Constantino Martínez, transformado por su varita mágica, dejaba constancia de su genialidad en la dirección: un escultor del sentimiento, un pintor de ideas que hace del escenario su lienzo y de cada instrumento la gama perfecta de colores, de una paleta donde no sobra ni falta nada. Un chamán de la orquesta que te pone en contacto en cada una de sus palabras, con cada uno de sus movimientos, y cada uno de sus temas propuestos, con el mundo de los eternos, un enviado para salvar del crematorio, a la simpleza de la vida, a la congestión de los quehaceres. La mirada de un genio que, poseído por un elixir indescifrable para los mortales, señalaba el camino de los sueños. Aerófonos, membranófonos, cordófonos, idiófonos, electrófonos, de forma individual, en pequeños grupos o todos juntos , que como las más perfectas pinceladas de Miguel Ángel se entremezclaban creando un clímax inimaginable. Los tempos, los sonidos y los silencios, se introducían por los tímpanos hasta llegar al último y más recóndito lugar de nuestro cuerpo y nuestra mente. Caricias del alma, una magistral actuación de uno y cada uno de los miembros de esta bendita orquesta, que tan pronto comenzaba la actuación marcaba su impronta con la voz iluminada, desplegada para interpretar Dune, una composición peculiar donde las haya y una creación magistral del gran Hans Zimmer. Seguidamente, nos sorprendía con la pasión de sus músicos entonando una leyenda, como un coro de ángeles que te señalan la latitud exacta de los cielos en la tierra. La Lista de Schindler, una explosión de melancolía y tragedia, una melodía que te hacía estremecerte hasta el infinito, recordando los acontecimientos más trágicos del infierno nazi, del campo de Auschwitz, del empresario que se convirtió en héroe Oscar Schindler. Interpretado como solo a una diosa del violín le corresponde, Afrodita había poseído al concertino, cada movimiento del arco, cada pincelada, marcaba la impronta de una diosa que define a la perfección la belleza en su obra en el mundo.

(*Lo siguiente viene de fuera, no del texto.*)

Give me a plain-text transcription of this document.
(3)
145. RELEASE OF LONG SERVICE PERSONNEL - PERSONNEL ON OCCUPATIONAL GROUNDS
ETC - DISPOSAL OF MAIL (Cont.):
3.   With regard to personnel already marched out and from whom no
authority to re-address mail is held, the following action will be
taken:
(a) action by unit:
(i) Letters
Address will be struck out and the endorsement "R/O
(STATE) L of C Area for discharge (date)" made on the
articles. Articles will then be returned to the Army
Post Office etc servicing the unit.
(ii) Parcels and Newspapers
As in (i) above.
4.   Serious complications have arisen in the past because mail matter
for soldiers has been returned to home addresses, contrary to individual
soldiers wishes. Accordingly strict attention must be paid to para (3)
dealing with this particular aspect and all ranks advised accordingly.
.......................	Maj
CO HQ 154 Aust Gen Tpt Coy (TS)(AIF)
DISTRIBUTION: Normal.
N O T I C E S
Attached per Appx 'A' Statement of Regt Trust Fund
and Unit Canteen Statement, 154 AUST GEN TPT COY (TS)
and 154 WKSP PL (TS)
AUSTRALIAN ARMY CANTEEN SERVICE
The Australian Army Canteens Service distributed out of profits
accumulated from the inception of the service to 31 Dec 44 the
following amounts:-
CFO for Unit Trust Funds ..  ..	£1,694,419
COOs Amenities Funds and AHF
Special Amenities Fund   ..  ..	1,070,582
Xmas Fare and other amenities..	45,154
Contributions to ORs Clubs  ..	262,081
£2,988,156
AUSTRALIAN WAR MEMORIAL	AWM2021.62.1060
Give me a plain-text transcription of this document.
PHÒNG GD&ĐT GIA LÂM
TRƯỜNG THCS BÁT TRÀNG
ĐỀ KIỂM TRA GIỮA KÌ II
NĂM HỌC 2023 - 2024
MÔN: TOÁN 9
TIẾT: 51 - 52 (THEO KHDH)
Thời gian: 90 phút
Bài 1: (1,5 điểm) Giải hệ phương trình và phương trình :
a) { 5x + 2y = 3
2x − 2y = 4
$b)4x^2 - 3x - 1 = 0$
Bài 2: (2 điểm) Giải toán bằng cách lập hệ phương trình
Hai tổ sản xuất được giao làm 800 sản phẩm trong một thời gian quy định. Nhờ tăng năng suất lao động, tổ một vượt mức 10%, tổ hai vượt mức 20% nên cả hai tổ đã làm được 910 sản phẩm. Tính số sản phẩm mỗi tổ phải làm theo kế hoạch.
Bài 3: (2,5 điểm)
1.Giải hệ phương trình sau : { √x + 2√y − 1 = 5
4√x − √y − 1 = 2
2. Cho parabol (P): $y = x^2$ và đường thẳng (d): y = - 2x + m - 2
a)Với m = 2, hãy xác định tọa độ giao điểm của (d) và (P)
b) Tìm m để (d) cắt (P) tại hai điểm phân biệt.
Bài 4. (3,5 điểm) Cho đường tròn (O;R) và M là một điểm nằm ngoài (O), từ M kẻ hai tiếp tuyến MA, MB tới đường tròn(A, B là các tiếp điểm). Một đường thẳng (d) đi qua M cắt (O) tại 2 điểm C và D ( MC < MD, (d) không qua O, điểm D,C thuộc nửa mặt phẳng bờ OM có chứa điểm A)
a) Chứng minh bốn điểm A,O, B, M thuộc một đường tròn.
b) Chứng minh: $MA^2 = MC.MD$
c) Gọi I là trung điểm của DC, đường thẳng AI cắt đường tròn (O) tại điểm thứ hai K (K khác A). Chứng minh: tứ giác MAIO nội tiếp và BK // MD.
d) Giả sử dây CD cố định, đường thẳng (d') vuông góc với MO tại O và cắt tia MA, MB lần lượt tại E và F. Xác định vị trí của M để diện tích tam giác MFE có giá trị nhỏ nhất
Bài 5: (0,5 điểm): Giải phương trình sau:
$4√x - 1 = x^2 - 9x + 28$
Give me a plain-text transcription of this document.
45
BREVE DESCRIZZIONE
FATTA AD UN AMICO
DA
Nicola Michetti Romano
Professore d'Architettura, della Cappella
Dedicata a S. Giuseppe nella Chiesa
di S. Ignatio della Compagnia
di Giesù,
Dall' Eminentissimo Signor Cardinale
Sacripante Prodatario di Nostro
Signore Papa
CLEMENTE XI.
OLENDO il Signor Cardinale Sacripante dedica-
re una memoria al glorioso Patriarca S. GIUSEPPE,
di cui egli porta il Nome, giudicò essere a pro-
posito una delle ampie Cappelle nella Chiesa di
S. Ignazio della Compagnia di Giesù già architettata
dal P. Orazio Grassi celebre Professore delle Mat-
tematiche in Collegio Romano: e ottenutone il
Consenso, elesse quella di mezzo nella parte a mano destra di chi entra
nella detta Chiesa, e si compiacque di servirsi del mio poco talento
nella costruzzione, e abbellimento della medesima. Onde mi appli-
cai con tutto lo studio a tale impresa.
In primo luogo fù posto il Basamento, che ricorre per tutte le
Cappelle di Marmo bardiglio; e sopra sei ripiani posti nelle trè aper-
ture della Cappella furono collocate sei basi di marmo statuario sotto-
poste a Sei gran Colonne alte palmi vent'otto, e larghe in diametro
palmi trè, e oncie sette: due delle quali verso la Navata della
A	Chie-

Son tantas las emociones, sensaciones y sentimientos que estimulaba el espectáculo que estábamos disfrutando que mi tío y yo no podíamos evitar inundar de agua bendita, en forma de lágrimas, algunos de los compases que se estaban manifestando en un mundo, en un ambiente más propio de lo onírico que del mundo de los humanos, tan despiadado a veces, que nos hace olvidar que entre nosotros, entre los cientos de millones, hay unos cuantos que nos recuerdan que la creación y la magia también nos son propias. Una y mil veces pagaría la entrada para Tarab, un misterio que te hace recordar, si algún día lo olvidaste, que la vida es un regalo que no nos podemos permitir desperdiciar.
Juan Francisco Nortes Martínez. Docente, filósofo y escritor.